Un jour, Valérie et moi avons découvert une bosse dans le plancher de la toilette des filles, à l’endroit où on se réunissait habituellement pour appeler je ne sais quelle Marie (c’était la toilette avec le plus grand miroir, un élément à ne pas négliger quand tu es une gang de 5 filles voulant appeler un esprit gêné). La bosse dans le plancher était clairement une manifestation surnaturelle! J’ai tout de suite déclaré que l’école Tournesol était hantée et que son esprit tentait de sortir par le plancher. On a continué pendant quelques jours à essayer d’avoir une autre preuve de la part de l’esprit, mais c’était le silence total du côté de l’au-delà (ou du côté de la plomberie de la salle de bain).
Peu de temps après, je me suis fait appeler dans le bureau du directeur. Moi, la présidente de classe qui avait toujours ‘vert’ dans les présentations orales et qui était ben relax dans le fond de la classe à classer ses Prismacolor par dégradé de couleur. Je pensais à ce que je pouvais bien avoir fait de mal… Une faute d’orthographe dans le compte rendu de la réunion des présidents de classe? Oublié de nourrir Whippet le cochon d’inde? Échoué dans la planification de l’activité d’étape (écouter Jumanji dans le gymnase)? J’attendais mon sermon avec peur et incompréhension. Le directeur a commencé: «Marie, il faut que tu arrêtes de parler de Ouija. C’est de ta faute si Ouija est rendu dans l’école et ça va trop loin, il y a des camarades de classes qui ont peur.» Wow, j’ai pensé. C’est de ma faute. Genre, je suis la top sorcière et les autres sont mes disciples… Des disciples peureux qui ont choké et sont allés se plaindre au directeur.

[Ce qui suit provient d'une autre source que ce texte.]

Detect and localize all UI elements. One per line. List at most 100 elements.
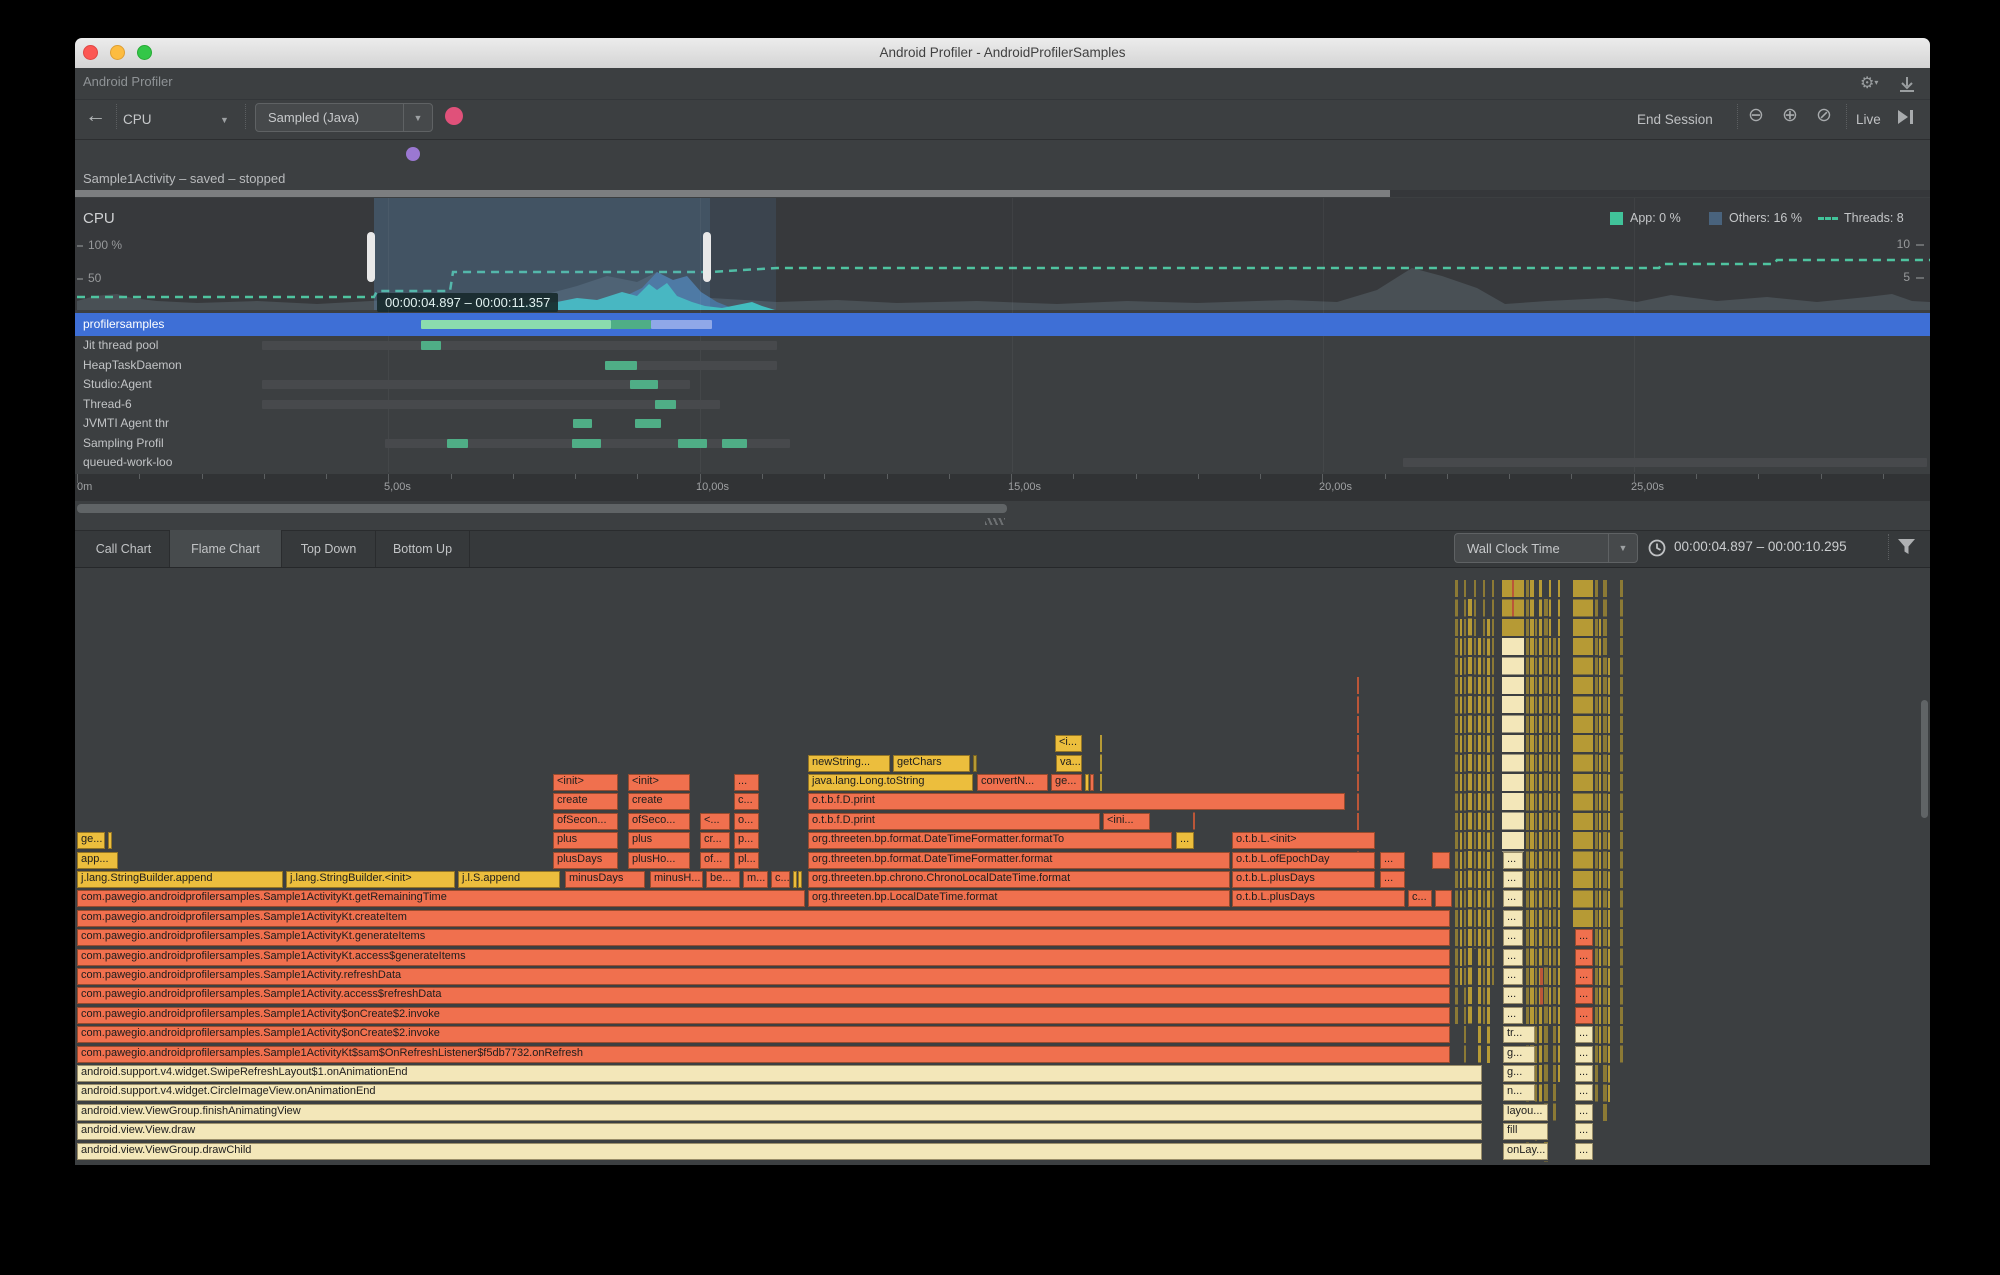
- recording-config-select[interactable]: Sampled (Java) ▼: [255, 103, 433, 132]
- flame-box[interactable]: ge...: [77, 832, 105, 850]
- flame-box[interactable]: android.view.View.draw: [77, 1123, 1482, 1141]
- thread-row[interactable]: queued-work-loo: [75, 453, 1930, 472]
- flame-box[interactable]: ...: [1575, 948, 1593, 966]
- flame-box[interactable]: ...: [1575, 987, 1593, 1005]
- flame-box[interactable]: <i...: [1055, 735, 1082, 753]
- flame-box[interactable]: ...: [1503, 909, 1523, 927]
- flame-box[interactable]: com.pawegio.androidprofilersamples.Sampl…: [77, 987, 1450, 1005]
- flame-box[interactable]: com.pawegio.androidprofilersamples.Sampl…: [77, 968, 1450, 985]
- flame-box[interactable]: create: [553, 793, 618, 811]
- flame-box[interactable]: j.lang.StringBuilder.append: [77, 871, 283, 888]
- back-arrow-button[interactable]: ←: [85, 104, 106, 128]
- thread-row[interactable]: HeapTaskDaemon: [75, 356, 1930, 375]
- flame-box[interactable]: ...: [1503, 987, 1523, 1005]
- flame-box[interactable]: [108, 832, 112, 850]
- flame-box[interactable]: ...: [1575, 1006, 1593, 1024]
- thread-row[interactable]: Sampling Profil: [75, 434, 1930, 453]
- flame-box[interactable]: ...: [1503, 968, 1523, 985]
- filter-icon[interactable]: [1898, 539, 1916, 555]
- flame-box[interactable]: app...: [77, 851, 118, 869]
- flame-box[interactable]: [1090, 774, 1094, 791]
- flame-box[interactable]: com.pawegio.androidprofilersamples.Sampl…: [77, 1006, 1450, 1024]
- flame-box[interactable]: n...: [1503, 1084, 1535, 1102]
- flame-box[interactable]: o.t.b.L.plusDays: [1232, 890, 1405, 908]
- selection-right-handle[interactable]: [703, 232, 711, 282]
- flame-box[interactable]: [1085, 774, 1089, 791]
- flame-box[interactable]: plusDays: [553, 851, 618, 869]
- flame-box[interactable]: getChars: [893, 754, 970, 772]
- flame-box[interactable]: o.t.b.f.D.print: [808, 793, 1345, 811]
- flame-box[interactable]: com.pawegio.androidprofilersamples.Sampl…: [77, 929, 1450, 947]
- tab-call-chart[interactable]: Call Chart: [78, 530, 170, 567]
- flame-box[interactable]: ...: [1380, 871, 1405, 888]
- flame-box[interactable]: android.support.v4.widget.SwipeRefreshLa…: [77, 1065, 1482, 1082]
- flame-box[interactable]: o...: [734, 812, 759, 830]
- zoom-in-button[interactable]: ⊕: [1778, 105, 1802, 129]
- flame-box[interactable]: com.pawegio.androidprofilersamples.Sampl…: [77, 890, 805, 908]
- flame-vertical-scrollbar[interactable]: [1921, 700, 1928, 818]
- flame-box[interactable]: be...: [706, 871, 740, 888]
- flame-box[interactable]: ...: [1575, 1103, 1593, 1121]
- flame-box[interactable]: plus: [553, 832, 618, 850]
- flame-box[interactable]: create: [628, 793, 690, 811]
- thread-row[interactable]: JVMTI Agent thr: [75, 414, 1930, 433]
- flame-box[interactable]: android.support.v4.widget.CircleImageVie…: [77, 1084, 1482, 1102]
- flame-box[interactable]: onLay...: [1503, 1142, 1548, 1160]
- tab-top-down[interactable]: Top Down: [282, 530, 376, 567]
- tab-bottom-up[interactable]: Bottom Up: [376, 530, 470, 567]
- flame-box[interactable]: minusH...: [650, 871, 703, 888]
- flame-box[interactable]: ...: [734, 774, 759, 791]
- flame-box[interactable]: org.threeten.bp.LocalDateTime.format: [808, 890, 1230, 908]
- gear-icon[interactable]: ⚙▾: [1860, 73, 1878, 93]
- flame-box[interactable]: <init>: [553, 774, 618, 791]
- thread-row[interactable]: Jit thread pool: [75, 336, 1930, 355]
- flame-box[interactable]: ...: [1575, 968, 1593, 985]
- flame-box[interactable]: m...: [743, 871, 768, 888]
- flame-box[interactable]: android.view.ViewGroup.drawChild: [77, 1142, 1482, 1160]
- flame-box[interactable]: <...: [700, 812, 730, 830]
- flame-box[interactable]: newString...: [808, 754, 890, 772]
- flame-box[interactable]: [798, 871, 802, 888]
- flame-box[interactable]: <init>: [628, 774, 690, 791]
- flame-box[interactable]: o.t.b.L.ofEpochDay: [1232, 851, 1375, 869]
- flame-box[interactable]: ...: [1575, 1123, 1593, 1141]
- flame-box[interactable]: ...: [1176, 832, 1194, 850]
- flame-box[interactable]: fill: [1503, 1123, 1548, 1141]
- thread-row[interactable]: Thread-6: [75, 395, 1930, 414]
- skip-to-end-icon[interactable]: [1898, 110, 1918, 124]
- flame-box[interactable]: org.threeten.bp.chrono.ChronoLocalDateTi…: [808, 871, 1230, 888]
- flame-box[interactable]: [1432, 851, 1450, 869]
- flame-box[interactable]: minusDays: [565, 871, 645, 888]
- flame-box[interactable]: ...: [1575, 1142, 1593, 1160]
- flame-box[interactable]: ofSeco...: [628, 812, 690, 830]
- flame-box[interactable]: ...: [1575, 929, 1593, 947]
- flame-box[interactable]: layou...: [1503, 1103, 1548, 1121]
- chevron-down-icon[interactable]: ▼: [1608, 534, 1637, 562]
- flame-box[interactable]: ofSecon...: [553, 812, 618, 830]
- flame-box[interactable]: c...: [734, 793, 759, 811]
- thread-row[interactable]: Studio:Agent: [75, 375, 1930, 394]
- flame-box[interactable]: java.lang.Long.toString: [808, 774, 973, 791]
- flame-box[interactable]: g...: [1503, 1065, 1535, 1082]
- selection-range-extension[interactable]: [710, 198, 776, 310]
- end-session-button[interactable]: End Session: [1637, 112, 1713, 127]
- flame-box[interactable]: plus: [628, 832, 690, 850]
- flame-box[interactable]: convertN...: [977, 774, 1048, 791]
- thread-row[interactable]: profilersamples: [75, 313, 1930, 336]
- clock-mode-select[interactable]: Wall Clock Time ▼: [1454, 533, 1638, 563]
- selection-left-handle[interactable]: [367, 232, 375, 282]
- flame-box[interactable]: of...: [700, 851, 730, 869]
- process-selector[interactable]: CPU: [123, 112, 152, 127]
- flame-box[interactable]: ...: [1503, 929, 1523, 947]
- reset-zoom-button[interactable]: ⊘: [1812, 105, 1836, 129]
- timeline-scrollbar[interactable]: [77, 504, 1007, 513]
- flame-box[interactable]: com.pawegio.androidprofilersamples.Sampl…: [77, 1045, 1450, 1063]
- flame-box[interactable]: o.t.b.L.<init>: [1232, 832, 1375, 850]
- flame-box[interactable]: com.pawegio.androidprofilersamples.Sampl…: [77, 909, 1450, 927]
- flame-box[interactable]: org.threeten.bp.format.DateTimeFormatter…: [808, 851, 1230, 869]
- flame-box[interactable]: [973, 754, 977, 772]
- flame-box[interactable]: p...: [734, 832, 759, 850]
- flame-box[interactable]: tr...: [1503, 1026, 1535, 1044]
- flame-box[interactable]: plusHo...: [628, 851, 690, 869]
- flame-box[interactable]: cr...: [700, 832, 730, 850]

Je n’ai pas eu le choix, j’ai arrêté de parler de Ouija. De toute façon, ça faisait déjà deux semaines qu’on était là-dessus et le prochain trip s’annonçait être les Spice Girls. J’allais enfin développer ma connaissance de pop culture et cesser d’amener le mal dans l’école. La bonne nouvelle, c’est que des années plus tard, je suis encore ben relax par rapport aux phénomènes paranormaux. Pleine lune, vendredi 13, Mercure en rétrograde, décès de Jojo Savard, ça me fait pas peur. Vendredi dernier, je n’ai pas sorti ma planche Ouija, parce que je n’en ai jamais eu une (t’es-tu malade, tu peux jamais t’en débarrasser parce qu’elle revient toujours dans le fond de ton garde-robe). Mais sait-on jamais, peut-être qu’en 2049 je serai prête, planchette triangulaire à la main, toute ouïe pour caller les esprits.
Après tout, c’est moi le démon, j’ai peur de rien.